Saat ini Viona mulai menghapus air matanya dan mulai memperbaiki hasil make up-nya kembali yang jadi berantakan karena tangisnya.

"Bedaknya harus ditambahin lagi nih. Blush on-nya juga. Eye shadow-nya juga. Em bagusnya warna hijau terang kayak gini aja apa ya?" 

Sang make up artist hanya bisa pasrah melihat kelakuan Viona yang kini dandanannya makin tidak karuan.

Tidak lama kemudian masuklah Tuan Sofyan dan Nyonya Nadira ke ruang tunggu ini.

"Mas C, Viona sudah selesai belum didandaninnya?"

"Sudah, Jeng." jawabnya lesu.

"Taraaaa! Lihat, Ma! Vio jadi makin cantik kan?" tanya Viona dengan kedua kelopak matanya yang mengedip-ngedip genit berkali-kali.

"Wow, anak Mama cantik banget." puji Nyonya Nadira natural. Padahal dalam hatinya dia merutuki tingkah polah anak bungsunya itu yang dandanannya selalu aneh.

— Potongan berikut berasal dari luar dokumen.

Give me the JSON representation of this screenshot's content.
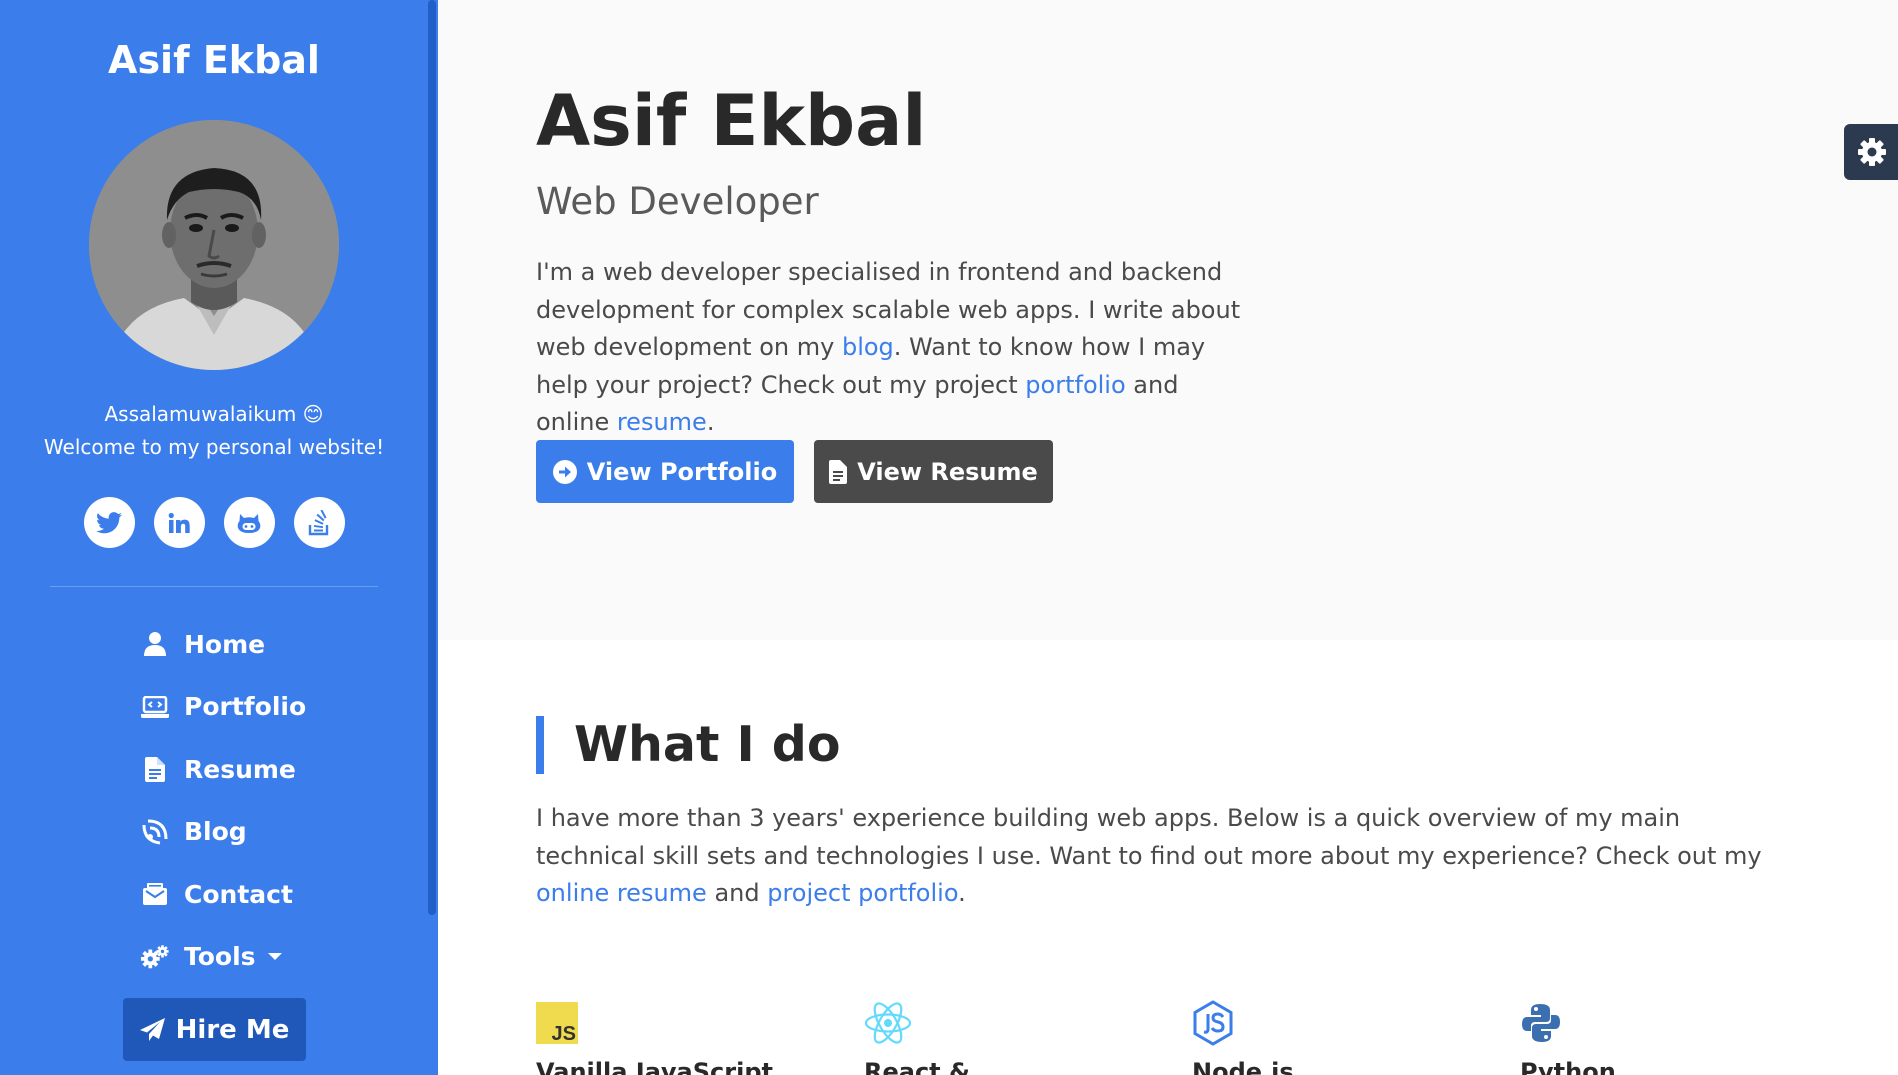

"Woh iya, anak Papa kok jadi cantik banget ya." puji Tuan Sofyan yang tidak mau kalah dalam memuji anak bungsunya.

Sedari kecil Viona memang selalu diperlakukan dengan sangat istimewa karena gadis itu disebut-sebut oleh Cenayang langganan Tuan Sofyan dan Nyonya Nadira sebagai jimat pembawa keberuntungan dan bisa menangkal semua hal-hal negatif.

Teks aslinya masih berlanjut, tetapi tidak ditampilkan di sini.